New technologies revolutionize the way retailers interact with their clientele.

Three technology firms are helping retailers adapt to the changing ways consumers shop for apparel. Two of them, Fits.Me and Virtual Closet, allow shoppers to “try on” clothes without any effort at all. First Insight helps retailers pick consumers’ brains for trend preferences and price flexibility. All three could help revolutionize the way retailers interact with their customers.

Virtual Closet

The Virtual Closet is an idea whose time has come. Picture going into a store, picking up a clothing item, scanning the bar code, and seeing that piece of clothing on a digital image of you! The retailer would have a database of vendor images linked to the store’s item file; the customer would be able to view the item’s availability and fit (size/style/model) all in one click. Thus, customers would be able to select, browse, and try on clothing through the use of a camera and touch screen. Stores participating in the Virtual Clothing Experience will significantly reduce lost sales, inventory shrinkage (due to theft, damages, misplacement, etc), and dressing room maintenance.

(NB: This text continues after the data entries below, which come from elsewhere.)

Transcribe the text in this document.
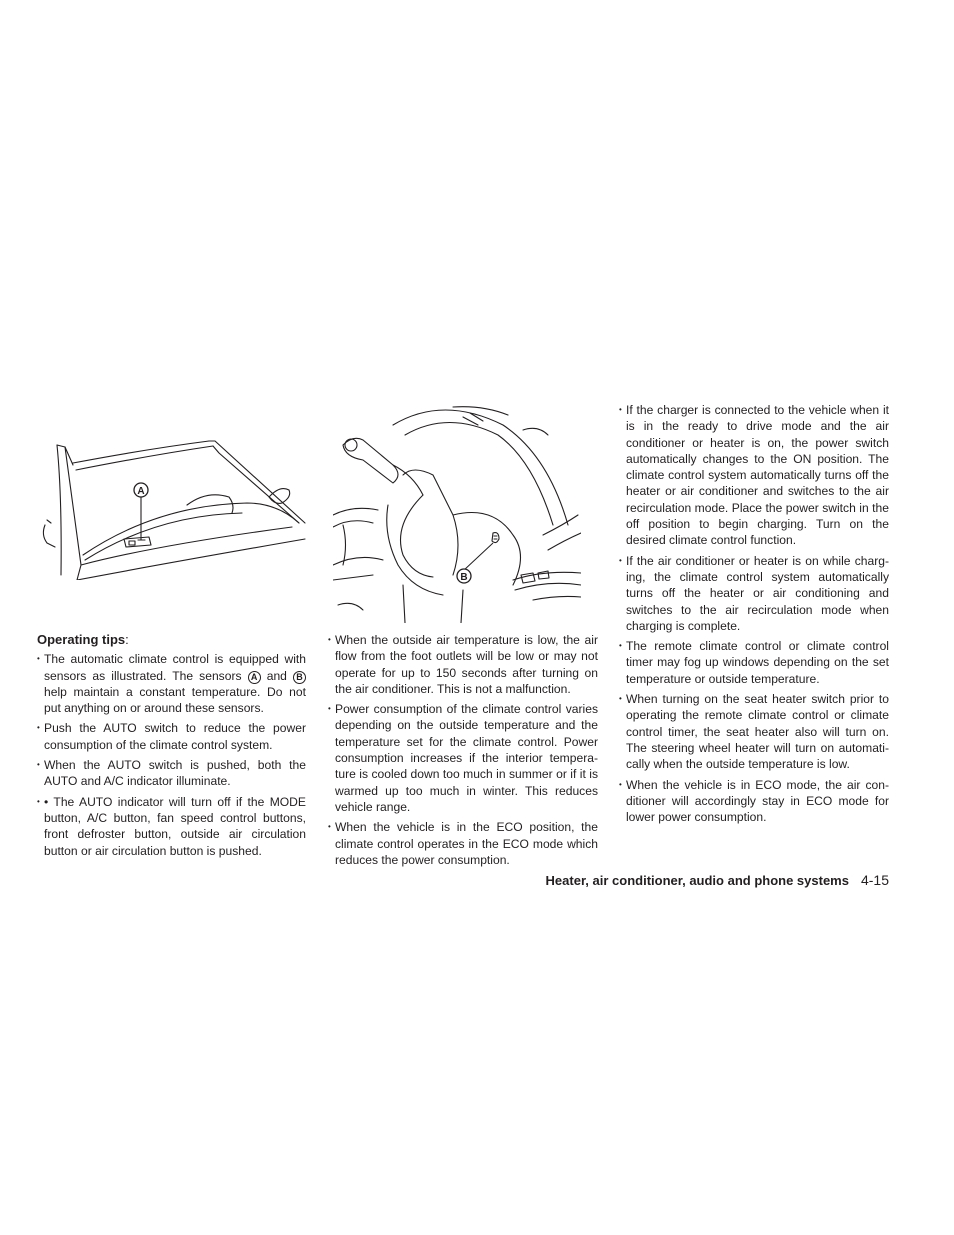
A
B
Operating tips:
• The automatic climate control is equipped with sensors as illustrated. The sensors A and B help maintain a constant temperature. Do not put anything on or around these sensors.
• Push the AUTO switch to reduce the power consumption of the climate control system.
• When the AUTO switch is pushed, both the AUTO and A/C indicator illuminate.
• • The AUTO indicator will turn off if the MODE button, A/C button, fan speed control buttons, front defroster button, outside air circulation button or air circulation button is pushed.
• When the outside air temperature is low, the air flow from the foot outlets will be low or may not operate for up to 150 seconds after turning on the air conditioner. This is not a malfunction.
• Power consumption of the climate control varies depending on the outside temperature and the temperature set for the climate control. Power consumption increases if the interior tempera- ture is cooled down too much in summer or if it is warmed up too much in winter. This reduces vehicle range.
• When the vehicle is in the ECO position, the climate control operates in the ECO mode which reduces the power consumption.
• If the charger is connected to the vehicle when it is in the ready to drive mode and the air conditioner or heater is on, the power switch automatically changes to the ON position. The climate control system automatically turns off the heater or air conditioner and switches to the air recirculation mode. Place the power switch in the off position to begin charging. Turn on the desired climate control function.
• If the air conditioner or heater is on while charg- ing, the climate control system automatically turns off the heater or air conditioning and switches to the air recirculation mode when charging is complete.
• The remote climate control or climate control timer may fog up windows depending on the set temperature or outside temperature.
• When turning on the seat heater switch prior to operating the remote climate control or climate control timer, the seat heater also will turn on. The steering wheel heater will turn on automati- cally when the outside temperature is low.
• When the vehicle is in ECO mode, the air con- ditioner will accordingly stay in ECO mode for lower power consumption.
Heater, air conditioner, audio and phone systems 4-15
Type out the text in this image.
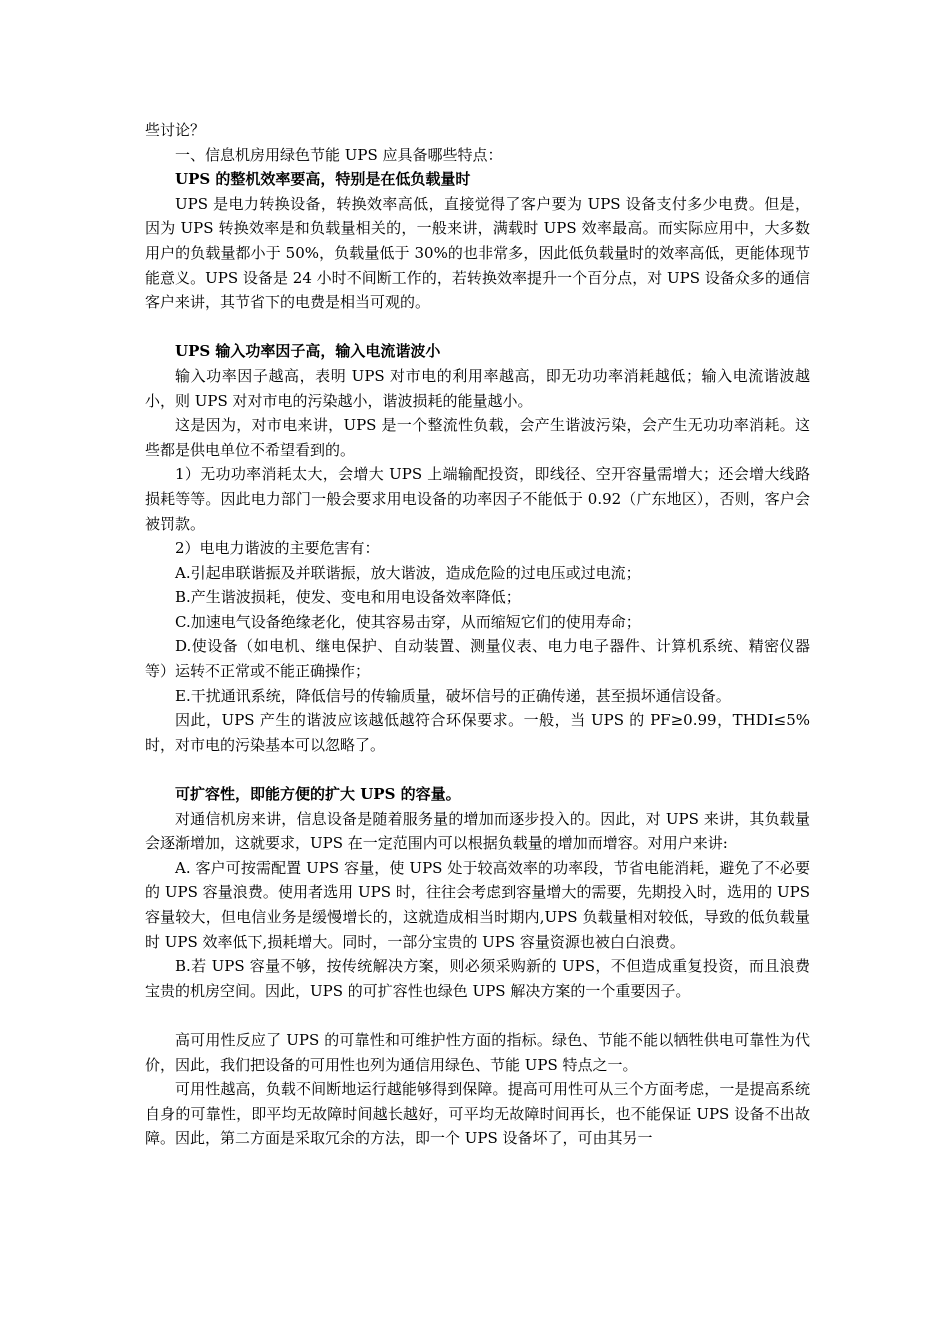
些讨论？

一、信息机房用绿色节能 UPS 应具备哪些特点：

UPS 的整机效率要高，特别是在低负载量时

UPS 是电力转换设备，转换效率高低，直接觉得了客户要为 UPS 设备支付多少电费。但是，因为 UPS 转换效率是和负载量相关的，一般来讲，满载时 UPS 效率最高。而实际应用中，大多数用户的负载量都小于 50%，负载量低于 30%的也非常多，因此低负载量时的效率高低，更能体现节能意义。UPS 设备是 24 小时不间断工作的，若转换效率提升一个百分点，对 UPS 设备众多的通信客户来讲，其节省下的电费是相当可观的。

UPS 输入功率因子高，输入电流谐波小

输入功率因子越高，表明 UPS 对市电的利用率越高，即无功功率消耗越低；输入电流谐波越小，则 UPS 对对市电的污染越小，谐波损耗的能量越小。

这是因为，对市电来讲，UPS 是一个整流性负载，会产生谐波污染，会产生无功功率消耗。这些都是供电单位不希望看到的。

1）无功功率消耗太大，会增大 UPS 上端输配投资，即线径、空开容量需增大；还会增大线路损耗等等。因此电力部门一般会要求用电设备的功率因子不能低于 0.92（广东地区），否则，客户会被罚款。

2）电电力谐波的主要危害有：

A.引起串联谐振及并联谐振，放大谐波，造成危险的过电压或过电流；

B.产生谐波损耗，使发、变电和用电设备效率降低；

C.加速电气设备绝缘老化，使其容易击穿，从而缩短它们的使用寿命；

D.使设备（如电机、继电保护、自动装置、测量仪表、电力电子器件、计算机系统、精密仪器等）运转不正常或不能正确操作；

E.干扰通讯系统，降低信号的传输质量，破坏信号的正确传递，甚至损坏通信设备。

因此，UPS 产生的谐波应该越低越符合环保要求。一般，当 UPS 的 PF≥0.99，THDI≤5%时，对市电的污染基本可以忽略了。

可扩容性，即能方便的扩大 UPS 的容量。

对通信机房来讲，信息设备是随着服务量的增加而逐步投入的。因此，对 UPS 来讲，其负载量会逐渐增加，这就要求，UPS 在一定范围内可以根据负载量的增加而增容。对用户来讲:

A. 客户可按需配置 UPS 容量，使 UPS 处于较高效率的功率段，节省电能消耗，避免了不必要的 UPS 容量浪费。使用者选用 UPS 时，往往会考虑到容量增大的需要，先期投入时，选用的 UPS 容量较大，但电信业务是缓慢增长的，这就造成相当时期内,UPS 负载量相对较低，导致的低负载量时 UPS 效率低下,损耗增大。同时，一部分宝贵的 UPS 容量资源也被白白浪费。

B.若 UPS 容量不够，按传统解决方案，则必须采购新的 UPS，不但造成重复投资，而且浪费宝贵的机房空间。因此，UPS 的可扩容性也绿色 UPS 解决方案的一个重要因子。

高可用性反应了 UPS 的可靠性和可维护性方面的指标。绿色、节能不能以牺牲供电可靠性为代价，因此，我们把设备的可用性也列为通信用绿色、节能 UPS 特点之一。

可用性越高，负载不间断地运行越能够得到保障。提高可用性可从三个方面考虑，一是提高系统自身的可靠性，即平均无故障时间越长越好，可平均无故障时间再长，也不能保证 UPS 设备不出故障。因此，第二方面是采取冗余的方法，即一个 UPS 设备坏了，可由其另一
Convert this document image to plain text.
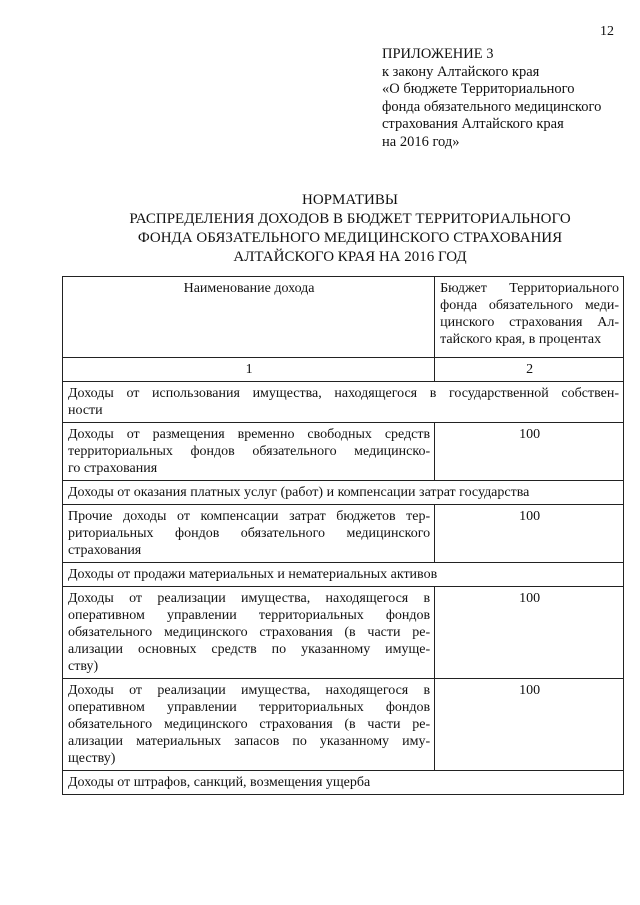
12
ПРИЛОЖЕНИЕ 3
к закону Алтайского края
«О бюджете Территориального
фонда обязательного медицинского
страхования Алтайского края
на 2016 год»
НОРМАТИВЫ
РАСПРЕДЕЛЕНИЯ ДОХОДОВ В БЮДЖЕТ ТЕРРИТОРИАЛЬНОГО
ФОНДА ОБЯЗАТЕЛЬНОГО МЕДИЦИНСКОГО СТРАХОВАНИЯ
АЛТАЙСКОГО КРАЯ НА 2016 ГОД
Наименование дохода	Бюджет Территориального
фонда обязательного меди-
цинского страхования Ал-
тайского края, в процентах

1	2

Доходы от использования имущества, находящегося в государственной собствен-
ности	

Доходы от размещения временно свободных средств
территориальных фондов обязательного медицинско-
го страхования	100

Доходы от оказания платных услуг (работ) и компенсации затрат государства	

Прочие доходы от компенсации затрат бюджетов тер-
риториальных фондов обязательного медицинского
страхования	100

Доходы от продажи материальных и нематериальных активов	

Доходы от реализации имущества, находящегося в
оперативном управлении территориальных фондов
обязательного медицинского страхования (в части ре-
ализации основных средств по указанному имуще-
ству)	100

Доходы от реализации имущества, находящегося в
оперативном управлении территориальных фондов
обязательного медицинского страхования (в части ре-
ализации материальных запасов по указанному иму-
ществу)	100

Доходы от штрафов, санкций, возмещения ущерба	
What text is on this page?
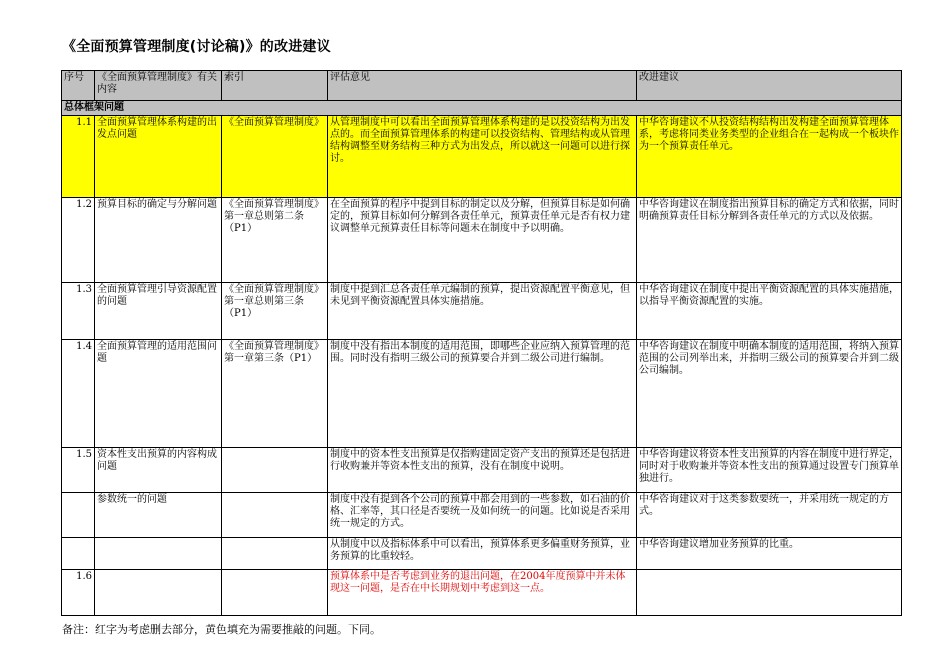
《全面预算管理制度(讨论稿)》的改进建议
序号	《全面预算管理制度》有关内容	索引	评估意见	改进建议
总体框架问题				
1.1	全面预算管理体系构建的出发点问题	《全面预算管理制度》	从管理制度中可以看出全面预算管理体系构建的是以投资结构为出发点的。而全面预算管理体系的构建可以投资结构、管理结构或从管理结构调整至财务结构三种方式为出发点，所以就这一问题可以进行探讨。	中华咨询建议不从投资结构结构出发构建全面预算管理体系，考虑将同类业务类型的企业组合在一起构成一个板块作为一个预算责任单元。
1.2	预算目标的确定与分解问题	《全面预算管理制度》第一章总则第二条（P1）	在全面预算的程序中提到目标的制定以及分解，但预算目标是如何确定的，预算目标如何分解到各责任单元，预算责任单元是否有权力建议调整单元预算责任目标等问题未在制度中予以明确。	中华咨询建议在制度指出预算目标的确定方式和依据，同时明确预算责任目标分解到各责任单元的方式以及依据。
1.3	全面预算管理引导资源配置的问题	《全面预算管理制度》第一章总则第三条（P1）	制度中提到汇总各责任单元编制的预算，提出资源配置平衡意见，但未见到平衡资源配置具体实施措施。	中华咨询建议在制度中提出平衡资源配置的具体实施措施，以指导平衡资源配置的实施。
1.4	全面预算管理的适用范围问题	《全面预算管理制度》第一章第三条（P1）	制度中没有指出本制度的适用范围，即哪些企业应纳入预算管理的范围。同时没有指明三级公司的预算要合并到二级公司进行编制。	中华咨询建议在制度中明确本制度的适用范围，将纳入预算范围的公司列举出来，并指明三级公司的预算要合并到二级公司编制。
1.5	资本性支出预算的内容构成问题		制度中的资本性支出预算是仅指购建固定资产支出的预算还是包括进行收购兼并等资本性支出的预算，没有在制度中说明。	中华咨询建议将资本性支出预算的内容在制度中进行界定，同时对于收购兼并等资本性支出的预算通过设置专门预算单独进行。
	参数统一的问题		制度中没有提到各个公司的预算中都会用到的一些参数，如石油的价格、汇率等，其口径是否要统一及如何统一的问题。比如说是否采用统一规定的方式。	中华咨询建议对于这类参数要统一，并采用统一规定的方式。
			从制度中以及指标体系中可以看出，预算体系更多偏重财务预算，业务预算的比重较轻。	中华咨询建议增加业务预算的比重。
1.6			预算体系中是否考虑到业务的退出问题，在2004年度预算中并未体现这一问题，是否在中长期规划中考虑到这一点。	
备注：红字为考虑删去部分，黄色填充为需要推敲的问题。下同。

Another component to this concept is virtual mannequins: Screens around the store would display images of mannequins wearing the latest fashions. In this way, new fashion can be displayed (and changed frequently) without having to buy, maintain, dress, or store mannequins. All this can be done from remote locations at a fraction of the cost of real mannequins. —KAG

For more info, contact Noe Lopez or Brad Cornell: cornelllopez.com.

First Insight

In the old days, says First Insight CEO and founder Greg Petro, a merchant could show pictures or samples to customers and get an idea of what they wanted, what they would buy. This is essentially what First Insight does online: consumers would find a “game” on a retailer’s website that takes them through some examples of merchandise, say, shoes or jeans. The game can be configured in a variety of ways, with the end result being insight into what the customer would pay, which trends are hitting too soon or too late, and which brands resonate right now.

Petro’s company, First Insight, launched about five years ago, born from an idea he had when he took a break from his department store career (Kaufmann’s, Lazarus, Proffit’s) to get an MBA. “It was really about the idea of how you talk to your customers. When I started in department stores in 1985, we had 12 stores—you knew the market and understood your customers,” Petro recalled. Twenty years later, with apparel chains operating tens and hundreds of doors, the equation has changed. “The efficiencies were gained in the market, but the intimacy was lost.”

The possibilities are obvious for major department stores, buying offices and trend forecasters. The tool can be linked to social networks, sent out via e-mail or installed on websites. “We’ve used it for logos, all the way through to product design and determinations of products and at various levels of impact to the business ,from tactical to strategic,” says Petro. —HS

For more information, visit firstinsight.com.

Fits.Me

Fits.Me, a web start-up from Estonia, is using robotic mannequins to help guys try shirts on, virtually, online. “It shows the customer what the garment’s going to look like on,” explains Ben Mosher, Fits.Me’s U.S. salesman. “It takes away the doubt: ‘now I know my size.’”

When you visit a web retailer who uses this technology, you enter your measurements (that means you must know them or take them yourself) and then “try on” different sizes of a garment, say, a shirt. You’ll see an image of exactly how someone with your measurements would fill out that particular size of shirt.

Here’s how it works from the retailer side: A retailer would send their range of sizes in a given shirt to Estonia (turn-around is about 2-3 weeks) where the lab takes about 1,500 separate photos of each garment in the full range of mannequin sizes. The mannequin torso has moveable plates that expand and contract to mimic different body types and sizes. Most of the set-up is free—Fits.Me makes their money per customer visit online (probably a range of 5 to 15 cents per visit), with multiple “try-ons” allowed per visit.